7. Ce n’est donc pas la condamnation de la loi qu’elle ait employé la crainte et les châtiments comme on fait pour instruire et corriger des esclaves méchants : c’est sa plus belle louange, sa gloire la plus rare d’avoir arraché les hommes au mal où ils se livraient, de les avoir par sa force propre, délivrés du crime, corrigés et rendus dociles à la grâce, de leur avoir ouvert un chemin vers la philosophie du Nouveau Testament. Car c’était le même Esprit qui dictait les lois de l’Ancien Testament et celles du Nouveau, malgré leurs différences. C’est ce que Paul faisait entendre quand il disait : Parce que nous avons le même esprit de foi, selon qu’il est écrit : J’ai cru, c’est pourquoi j’ai parlé.
Et ce n’est point seulement pour cela qu’il disait : le même Esprit, mais pour une cause non moins importante. Je l’aurais expliqué aujourd’hui, mais je crains que mes enseignements répandus à flots trop abondants ne s’échappent de votre mémoire. Je réserve donc cette explication pour un, prochain entretien, vous exhortant seulement à garder de celui-ci un entier souvenir, à observer exactement mes conseils et à joindre la sagesse pratique à la pureté du dogme.

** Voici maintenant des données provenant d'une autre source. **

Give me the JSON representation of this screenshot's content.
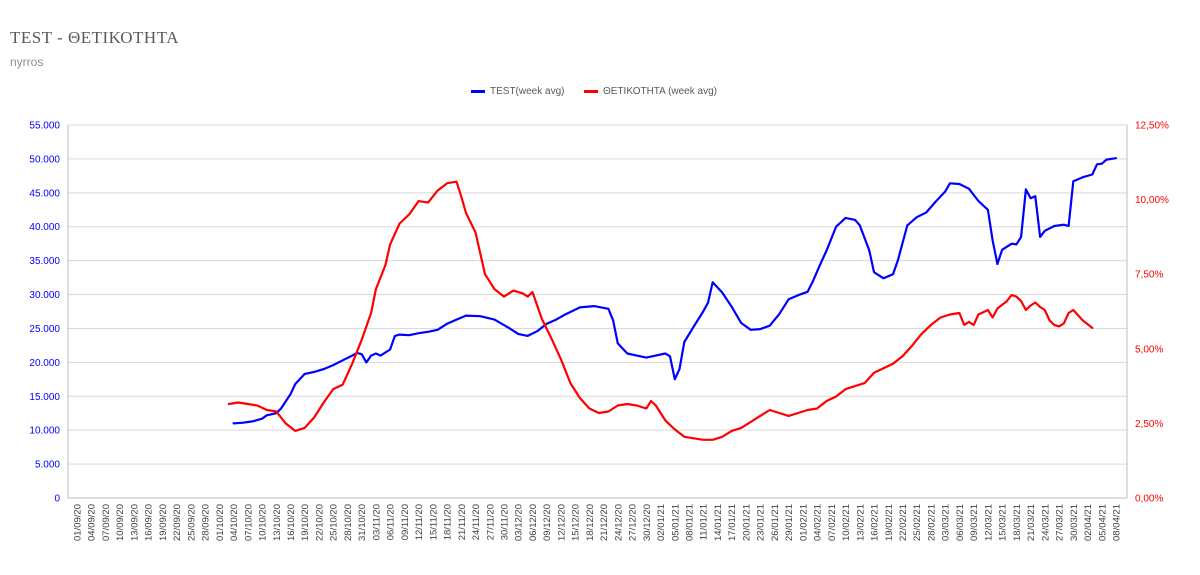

Il faut que l’homme de Dieu soit parfait et disposé à toute sorte de bonnes œuvres. (2Ti. 3,17). À rien ne vous servirait la pureté du dogme si votre vie était impure, de même qu’une vie irréprochable vous serait inutile sans la pureté de la foi. Afin donc de nous assurer de parfaits avantages, affermissons-nous des deux côtés, que notre vie se pare des nobles fruits de toutes vertus, mais principalement de celui de l’aumône dont je vous ai déjà parlé, et qu’il faut pratiquer avec zèle, avec abondance. Quiconque sème peu, dit l’Écriture\it, récolte peu ; et celui qui sème dans les bénédictions récoltera dans les bénédictions. (2Co. 9,6) Que signifient ces paroles, dans les bénédictions ? c’est-à-dire avec abondance. Dans les choses matérielles, la semence et la moisson sont de même nature. Car celui qui sème répand dans la terre du froment, de l’orge ou d’autres sentences pareilles, et quand il fait la moisson, il récolte les mêmes grains. Il n’en est point de même de l’aumône. Vous semez l’argent et vous récoltez la paix devant Dieu ; vous donnez des richesses et vous recevez en échange-le pardon de vos fautes ; vous distribuez du pain et des vêtements, et en récompense vous vous préparez le royaume du ciel et mille biens que l’œil de l’homme ne peut voir, ni son oreille entendre, ni sa pensée concevoir. Le premier de ces biens est que vous devenez semblables à Dieu, autant qu’il est possible à l’homme. Car c’est de l’aumône et de la charité que le Christ avait parlé quand il ajoutait : Afin que vous deveniez semblables à votre Père qui est dans les cieux, qui fait luire son soleil sur les bons et sur les méchants et fait tomber la pluie sur les justes et sur les injustes. (Mat. 5,45) Vous ne pouvez faire luire le soleil, ni faire tomber la pluie, ni répandre vos bienfaits sur toute la face de la terre. Mais il suffit que vous employiez les biens que vous avez en bonnes œuvres pour devenir semblables à Dieu qui fait luire le soleil autant qu’il est possible à l’homme de devenir semblable à Dieu.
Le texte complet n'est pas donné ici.